RA_Fisher · on Nov 4, 2013

Yes, I really do value and see the genius in likelihood, but Fisher is idolized in a really unhealthy way in statistics IMO. I'm a Bayesian fanboy because it works. I spent > 1 yr. trying to get Fisher's testing framework to yield business success. Positive results came, but were always a slog and more often than not it's use failed. As soon as I switched to Bayesian methods, consistent success started happening. It's exciting.

hadley · on Nov 4, 2013

I don't think saying R is not a "real" is a fair characterisation. It is not a domain-specific language in the sense the term is commonly used (SQL and ggplot2 are domain specific languages, R is not). R is a real programming language with inspirations from Scheme and Common Lisp; just because there's a lot of bad R code doesn't mean that the language isn't bad.

EpiMath · on Nov 4, 2013

If you are responding to my comment, I agree with you. I like the R language very much and use it. I may not have said what I meant well enough. What I mean is that there is a tendency with R programmers and much more so with SAS or Stata not to think about the guts of the program and what is really happening. The data frame in R is a nice framework for thinking and programming, but it does not promote thinking about whether i/o is to disk or memory, or whether iterations or loops or recursion is efficient, or overall program efficiency, reuse etc. Programmers tend to rely on the underlying system to worry about memory allocation disk i/o etc. There are many problems where these details matter. So much time is spent on the statistical problem and what procedure or function to call, rather than the algorithm at a deeper level. These details can be handled, but are not so "front and center". Matlab and others similarly.

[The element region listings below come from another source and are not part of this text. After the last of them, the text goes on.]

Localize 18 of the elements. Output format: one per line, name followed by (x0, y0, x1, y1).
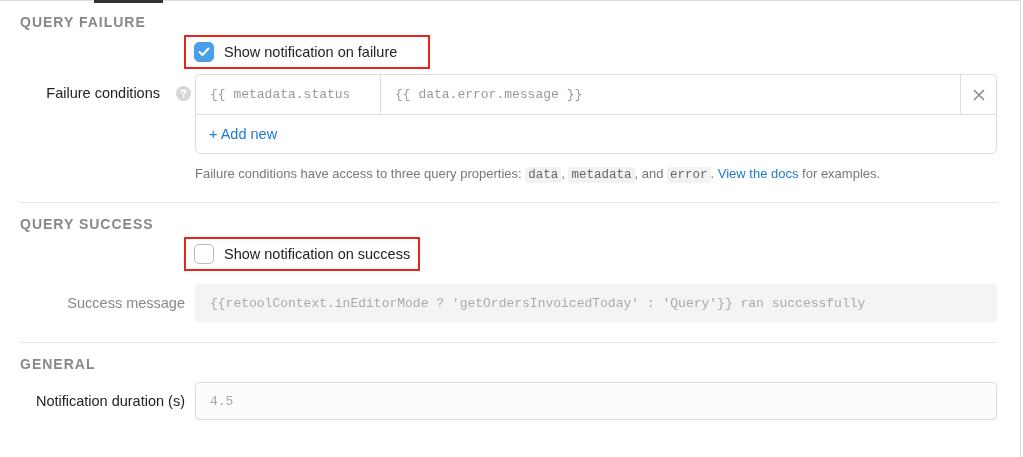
checkbox[interactable] (194, 42, 214, 62)
section-heading: QUERY FAILURE (20, 13, 147, 32)
help-icon[interactable] (176, 85, 191, 101)
condition-input[interactable]: {{ metadata.status (196, 75, 381, 114)
section-heading: QUERY SUCCESS (20, 215, 155, 234)
field-label: Failure conditions (46, 85, 160, 101)
section-heading: GENERAL (20, 355, 97, 374)
check-icon (198, 47, 210, 57)
text-field[interactable]: 4.5 (195, 382, 997, 420)
docs-link[interactable]: View the docs (717, 166, 799, 181)
message-input[interactable]: {{ data.error.message }} (381, 75, 960, 114)
help-text: Failure conditions have access to three query properties: data , metadata , and error . View the docs for examples. (195, 166, 882, 182)
checkbox-label[interactable]: Show notification on success (224, 246, 411, 262)
checkbox[interactable] (194, 244, 214, 264)
field-label: Success message (67, 295, 185, 311)
field-label: Notification duration (s) (35, 393, 185, 409)
checkbox-label[interactable]: Show notification on failure (224, 44, 398, 60)
add-new-link[interactable]: + Add new (209, 126, 278, 142)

I have seen enterprise-class servers brought to their knees by a poorly written R program... ( you can say lots of things about how that should not be possible, or how that can happen with other languages, and I'd agree, but I still think it is more likely in a context that does not encourage programmers to think "closer to the metal" about where data is and what is happening to it. )

I've seen some great R code too... so this is a complicated topic and has to do with who is writing the code as much as R itself.